Огромные глаза ее блаженно прикрыты, тонкие ноздри трепещут, крупно, с наслаждением глотая алый, золотистый, шелковый аромат, многократно усиленный жаркой пустотою храма.

— Храни вас Бог, — тихо повторяет она изменившимся голосом, отвернувшись к восточной, алтарной стене, такой же девственно-белой, как и три других.

— Храни вас Бог, Матушка, — быстро отвечает горячий, взволнованный шепот из-за моего плеча.
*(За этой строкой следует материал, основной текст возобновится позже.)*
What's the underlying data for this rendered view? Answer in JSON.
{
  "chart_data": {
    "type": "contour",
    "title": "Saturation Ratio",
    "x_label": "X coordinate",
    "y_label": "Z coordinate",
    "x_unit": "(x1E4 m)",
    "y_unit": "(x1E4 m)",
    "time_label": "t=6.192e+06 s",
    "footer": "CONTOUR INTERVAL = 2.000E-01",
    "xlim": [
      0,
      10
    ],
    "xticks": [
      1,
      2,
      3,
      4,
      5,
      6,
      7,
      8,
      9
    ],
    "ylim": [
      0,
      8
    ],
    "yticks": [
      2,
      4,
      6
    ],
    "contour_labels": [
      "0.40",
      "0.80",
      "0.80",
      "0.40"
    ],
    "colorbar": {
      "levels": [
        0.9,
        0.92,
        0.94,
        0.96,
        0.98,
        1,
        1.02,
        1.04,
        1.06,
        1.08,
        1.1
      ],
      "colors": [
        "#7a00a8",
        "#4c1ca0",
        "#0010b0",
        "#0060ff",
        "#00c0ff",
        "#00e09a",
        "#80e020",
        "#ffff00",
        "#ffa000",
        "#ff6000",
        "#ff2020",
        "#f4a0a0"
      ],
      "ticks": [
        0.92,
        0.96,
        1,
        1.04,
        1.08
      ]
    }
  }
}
Снова слышен звук тяжелых шагов. Дважды, отворяясь и затворяясь, тонко поет массивная дверь, из притвора на мгновение врывается знакомый уже резкий скрежет. Мы вновь остаемся вдвоем. Матушка теперь не замечает меня. Вдохнув в последний раз аромат цветов, спешит она к иконе Богоматери. И там, опустившись на колени, установив букет в большую, толстого желтоватого стекла вазу, она долго молится Пречистой, легко склоняется тонким девичьим станом, облаченным в черное, на фоне нагретой, безгласной белой стены, у образа Одигитрии, сияющего новеньким золоченым окладом, рядом с букетом кроваво-красных роз, бездумно и счастливо расточающих вокруг свою блаженную, вечно влюбленную душу.

К вечерне

Мы не были в Суздале два года и вновь приехали весной, опять в апреле. Снова вечернее солнце освещало бледно-оранжевым длинные галереи Торговых рядов и холмистые зеленые берега реки, и остатки городских валов, на склонах которых сидели, радуясь весне и воскресному дню, горожане и туристы. И так же в пять часов в стоящей над рекой церкви зазвонили к вечерней службе. Мимо этой церковки мы проходили многократно, мало ею интересуясь: заложена, видимо, в девятнадцатом веке, потом разрушалась, перестраивалась, и в последний раз переделана и подновлена совсем недавно, безо всякого внимания к каким-либо художественным стилям, историческим эпохам, простодушно и бесхитростно отремонтирована, украшена, выкрашена светло-желтым. И звон ее колокола негромок и не так уж красив, немелодичен, скорее с дребезгом.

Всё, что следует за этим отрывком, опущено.